Yayasannya yang bertempat di rumah tradisional Moslawi dengan halaman dalam, menjadi daya tarik tersendiri bagi pengunjung lokal dan asing, termasuk Presiden Prancis Emmanuel Macron pada tahun 2021.
Tak lama setelah dia berbicara, seorang lelaki tua berjalan ke halaman dan menitikkan air mata saat melihat gambar-gambar, yang tergantung di dinding, mengenai para elit intelektual dan budaya kota yang mengenang kembali masa-masa yang lebih baik.
“Ini Mosul. Apa pun yang terjadi, kota ini tetap menjadi kota yang berbudaya dan beradab,” terang Nizar Al-Khayat, mantan direktur sekolah berusia 70-an dengar suara bergetar.
Pejabat setempat dan warga mengatakan jalan masih panjang sebelum Mosul melepaskan warisan ISIS.
Puing-puing masih dibersihkan tujuh tahun setelah kota itu dibebaskan. Bangunan bopeng dengan lantai runtuh dan besi beton masih terlihat di sekitar Mosul. Kota Tua hancur berantakan.
Tapi jembatan sudah dibangun. Restoran-restoran baru telah dibuka di mana pengunjung dapat menikmati masakan Lebanon dan mendengarkan suara nostalgia tenor Suriah.

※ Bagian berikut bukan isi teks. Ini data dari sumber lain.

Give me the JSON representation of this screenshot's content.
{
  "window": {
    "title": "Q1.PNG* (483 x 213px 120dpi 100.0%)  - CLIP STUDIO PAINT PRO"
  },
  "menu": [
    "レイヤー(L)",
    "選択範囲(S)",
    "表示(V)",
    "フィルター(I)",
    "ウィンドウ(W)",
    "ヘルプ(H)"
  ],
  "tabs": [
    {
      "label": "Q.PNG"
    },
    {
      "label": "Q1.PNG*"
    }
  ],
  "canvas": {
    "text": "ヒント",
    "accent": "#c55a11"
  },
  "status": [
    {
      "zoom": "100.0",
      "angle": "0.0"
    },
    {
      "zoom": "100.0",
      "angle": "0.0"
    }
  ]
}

Sebuah pasar kecil dan kafe tepi jalan di tepi sungai ramai dengan kehidupan hingga larut malam, yang sebelumnya tidak terpikirkan di kota di mana orang-orang mengunci diri di rumah pada sore hari.
Firas al-Sultan, Penasihat teknis kota Mosul mengatakan bahkan ketika kota ini berupaya memulihkan infrastruktur dasar, kota ini fokus pada perluasan kawasan hijau dan atraksi wisata seperti corniche baru di tepi sungai,.
Monumen yang kaya akan sejarah antaragama di kota ini, seperti Masjid Agung Nuri dan Gereja Al-Tahera yang dikunjungi Paus Fransiskus pada tahun 2021, sedang dibangun kembali.